By nature, human beings are storytellers. On an instinctual level, we use stories to make sense of the world and our place in it. In this post, we’ll learn how to harness the awesome power of a good story for your blog posts and email newsletters.
Once upon a time…
Storytelling is incredibly important for bloggers and MailPoet users to understand. Why? Well, simply because a good story allows us to convey information in an engaging way. As, David Mamet, a Pulitzer-prize-winning writer and playwright, puts it:
The audience will not tune in to watch information. You wouldn’t, I wouldn’t. No one would or will. The audience will only tune in and stay tuned in to watch drama.
Turn information into [something] interesting
Chances are, most of your subscribers probably aren’t excited to hear about the latest technical details of your business. Bug reports and budget spreadsheets don’t make for good blog posts (unless your readers work at Initech). Instead, the trick is to present your content in the form of a story.
Additionally, a story helps your readers remember your content. While they probably won’t remember the technical features of your new product, they’ll definitely remember a good story about how you came up with the idea, overcame challenges and ultimately created the product.
A classic example of this phenomenon is the founding of Apple. While most people don’t remember the technical details of their first computer (the Apple I), they do know about the story of Steve Jobs and Steve Wozniak creating a startup company in their garage. Conclusion: Information alone is boring.
If history were taught in the form of stories, it would never be forgotten.
Common story patterns
Now that you know why stories are important, let’s dive into the details of what makes a good one. Luckily, storytelling is pretty simple; after all, we’re wired to tell (and listen to) stories. In fact, there are only about seven types of stories in the world, period!
What are these seven types? Well, it depends on whom you ask. According to Sir Arthur Thomas Quiller-Couch (an English writer, clearly), most stories are about man fighting against something, whether that be another man, nature, himself, or society. Christopher Booker, on the other hand, divides storytelling into seven very different categories. His choices are more specific, with titles like Overcoming the Monster, Rags to Riches and The Quest.
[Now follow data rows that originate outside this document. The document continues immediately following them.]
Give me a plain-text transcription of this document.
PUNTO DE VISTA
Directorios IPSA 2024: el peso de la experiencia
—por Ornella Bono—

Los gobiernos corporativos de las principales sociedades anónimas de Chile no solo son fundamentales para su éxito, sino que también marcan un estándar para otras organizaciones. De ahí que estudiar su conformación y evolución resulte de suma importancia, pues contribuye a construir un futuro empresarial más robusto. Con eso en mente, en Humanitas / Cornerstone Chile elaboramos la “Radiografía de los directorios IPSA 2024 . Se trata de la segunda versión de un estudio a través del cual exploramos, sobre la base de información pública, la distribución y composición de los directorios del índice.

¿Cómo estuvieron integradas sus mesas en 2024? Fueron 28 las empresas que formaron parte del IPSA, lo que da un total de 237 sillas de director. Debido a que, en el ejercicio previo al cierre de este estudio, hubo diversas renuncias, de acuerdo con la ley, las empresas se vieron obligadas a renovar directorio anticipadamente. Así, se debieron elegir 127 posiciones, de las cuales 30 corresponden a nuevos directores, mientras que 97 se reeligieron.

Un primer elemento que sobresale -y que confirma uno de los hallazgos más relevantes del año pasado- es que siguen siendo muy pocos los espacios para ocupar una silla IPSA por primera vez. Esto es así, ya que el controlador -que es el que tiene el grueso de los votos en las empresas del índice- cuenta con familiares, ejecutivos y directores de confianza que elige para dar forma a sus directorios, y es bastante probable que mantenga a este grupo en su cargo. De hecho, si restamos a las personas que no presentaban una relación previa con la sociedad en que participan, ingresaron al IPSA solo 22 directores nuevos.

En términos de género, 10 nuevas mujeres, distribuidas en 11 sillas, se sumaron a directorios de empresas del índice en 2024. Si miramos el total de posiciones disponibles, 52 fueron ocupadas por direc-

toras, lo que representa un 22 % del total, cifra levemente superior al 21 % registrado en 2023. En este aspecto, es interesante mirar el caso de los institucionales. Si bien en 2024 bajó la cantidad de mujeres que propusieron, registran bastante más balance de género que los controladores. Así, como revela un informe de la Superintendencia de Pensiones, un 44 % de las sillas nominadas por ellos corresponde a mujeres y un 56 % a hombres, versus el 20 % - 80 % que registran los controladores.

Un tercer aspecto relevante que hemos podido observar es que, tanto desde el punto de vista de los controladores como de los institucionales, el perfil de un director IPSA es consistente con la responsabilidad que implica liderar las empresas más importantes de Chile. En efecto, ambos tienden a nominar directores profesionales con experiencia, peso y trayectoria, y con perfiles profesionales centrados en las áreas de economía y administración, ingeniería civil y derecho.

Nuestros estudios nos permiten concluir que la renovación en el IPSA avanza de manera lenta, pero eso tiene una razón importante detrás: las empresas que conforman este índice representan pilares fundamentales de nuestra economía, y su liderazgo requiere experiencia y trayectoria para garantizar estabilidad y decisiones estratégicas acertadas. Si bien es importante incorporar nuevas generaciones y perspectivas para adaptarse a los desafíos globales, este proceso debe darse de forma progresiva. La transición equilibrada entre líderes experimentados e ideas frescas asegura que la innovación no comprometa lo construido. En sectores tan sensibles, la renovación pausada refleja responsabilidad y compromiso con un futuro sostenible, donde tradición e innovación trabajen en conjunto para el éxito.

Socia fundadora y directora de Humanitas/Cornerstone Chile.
At first glance, these titles sound completely unrelated to blogging and email newsletters. However, take a closer look and you’ll realize that they line up perfectly to common blog post topics.
Have you ever read a story about a new startup taking on a competitor? That’s a Man Against Man story. How about a blog post charting the rise of an entrepreneur from his garage to Silicon Valley riches? A Rags to Riches tale, indeed.
The trials and tribulations of mundane activities
When writing your own content, see if you can formulate your topic into one of the archetypes listed above. Even if your topic is dry, try to wrap your content inside a story, no matter how brief or tenuous the connection.
This post by Pippin Williamson is a great example. While the post is ultimately about sales facts and figures (boring), the information is presented via an in-depth and relatable story (exciting). Pippin leads us through the founding of the company, the creation of the product, the struggles of providing support, the tough decision to increase prices, and finally, the (surprisingly good) result. If he simply said, “We increased the price on all extensions by 50-250% and had a good outcome,” his post would be significantly less enjoyable to read.
Add a personal touch to your writing
Finally, let’s talk about word choice. An easy way to “story-ify” your blog posts and newsletters is to use personal pronouns, like I, you and we. Aim to write in the first person (I risked everything) or second person (you wouldn’t believe what happened next) rather than the third-person (The company then launched its first product.)
Why? Because it’s more relatable. This personal mode of address reminds the reader that there is a human being behind the computer. Likewise, by using everyday language (as opposed to overly-technical vocabulary) you’ll make your reader feel like you’re talking directly to them and not to an encyclopedia entry.
The moral of the story
It doesn’t matter how good your blog post is if no one reads it. By presenting your content in the form of a story, you’ll make your readers both enjoy your newsletters more and remember what they learned.